In der Auswertung des Antwortverhaltens ist auch ein Blick auf die Fachzugehörigkeit geworfen worden: 85,2 % aller Lehrpersonen mit mindestens einem ästhetischen Unterrichtsfach wollen den Schülern „Gelegenheiten bieten, künstlerische Erfahrungen zu machen“ (Item 7). Dies trifft auf 75,6 % der Lehrkräfte ohne ein ästhetisches Unterrichtsfach ebenfalls zu. Die in diesem Item stärker ausgeprägten Mittelwertunterschiede zwischen Fortgebildeten (2,21) und nicht Fortgebildeten (1,74) weisen auf einen statistischen Zusammenhang hin zwischen einem Fortbildungsbesuch und der höheren persönlichen Gewichtung ästhetischer Erfahrungen in Lernsituationen. Das Vorhaben, mit der eigenen Arbeit für Schülerinnen und Schüler künstlerische Erfahrungen möglich zu machen, liegt bei Fortbildungsbesuchern also durchschnittlich um eine halbe Antwortstufe höher. Diese Unterschiede sind für Regel- und Förderschulen signifikant und auch im Trendtest zeigt sich, dass Teilnehmer mit mehrfachem Fortbildungsbesuch insgesamt stärker bestrebt sind, künstlerische Erfahrungen zu realisieren.
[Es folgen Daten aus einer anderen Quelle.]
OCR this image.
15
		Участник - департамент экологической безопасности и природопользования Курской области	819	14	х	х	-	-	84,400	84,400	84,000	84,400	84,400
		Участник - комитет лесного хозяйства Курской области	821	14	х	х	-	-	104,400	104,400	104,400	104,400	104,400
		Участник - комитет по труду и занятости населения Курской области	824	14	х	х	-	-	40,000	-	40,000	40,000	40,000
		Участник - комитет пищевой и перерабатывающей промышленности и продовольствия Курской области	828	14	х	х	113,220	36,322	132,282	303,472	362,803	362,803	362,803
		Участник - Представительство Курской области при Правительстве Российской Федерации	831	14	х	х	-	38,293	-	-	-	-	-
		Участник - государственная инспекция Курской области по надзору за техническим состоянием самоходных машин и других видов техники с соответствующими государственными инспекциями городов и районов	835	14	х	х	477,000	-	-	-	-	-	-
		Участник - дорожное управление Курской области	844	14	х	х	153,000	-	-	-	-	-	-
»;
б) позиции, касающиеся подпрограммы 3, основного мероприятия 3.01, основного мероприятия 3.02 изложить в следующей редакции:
Ein ähnlicher Effekt zeigt sich hinsichtlich der Motivation, den Lernenden „Möglichkeiten zum eigenen künstlerischen Ausdruck zu bieten“ (Item 11). Nicht Fortgebildete äußern zu 51,4 %, dass ihnen eine solche Ausdrucksfähigkeit ein Anliegen sei. Unter den Fortgebildeten stimmen hier 75,7 % dieser Frage zu. Auch diese Unterschiede könnten in einem Zusammenhang mit dem Fortbildungsbesuch stehen, für Regel- und Förderschulen ist dieser Wert signifikant, ebenso im Trendtest (Abb. 8). Item 12 „Im Rahmen meiner Arbeit will ich persönlich Kenntnisse über Kunst und Kultur vermitteln“ ordnet das Ästhetische als inhaltlichen schulischen Fachgegenstand ein und löst ihn von einem rein performativen und erfahrungsbezogenen Anspruch. Hier sagen 79 % der Fortgebildeten gegenüber 64,9 % der nicht Fortgebildeten, dass sie sich dieses Ziel setzen. Es finden sich in allen drei Fragebereichen Mehrheiten für Ziele der Kulturellen Bildung. Dies geht konform mit den Zustimmungswerten hinsichtlich der Zielsetzungen in der Schulentwicklung. Dennoch lässt sich sagen, dass die Ermöglichung von künstlerischen Erfahrungen und kunstbezogenen Ausdrucksmöglichkeiten Lehrkräften mit einer einschlägigen Fortbildungserfahrung ein messbar größeres Anliegen ist. Allerdings könnte sich dieses Ergebnis auf eine größere Aufgeschlossenheit der Lehrkräfte mit ästhetischem Fachintergrund zurückführen lassen. Denn diese waren in den Fortbildungen stärker vertreten.

Abb. 8
figure 8

Fortbildungsteilnahme und Ambitionen: Abwechslung

Abb. 8 zeigt die Zustimmung zu Zielen im Unterricht bei Fortgebildeten und nicht Fortgebildeten. Die Abbildung greift in drei Aspekten die Frage auf, ob die sich fortbildenden Lehrkräfte generell offen und experimentierfreudig sind und die Aufmerksamkeitsspanne ihrer Schüler durch Abwechslung und Anschaulichkeit aufrechterhalten wollen.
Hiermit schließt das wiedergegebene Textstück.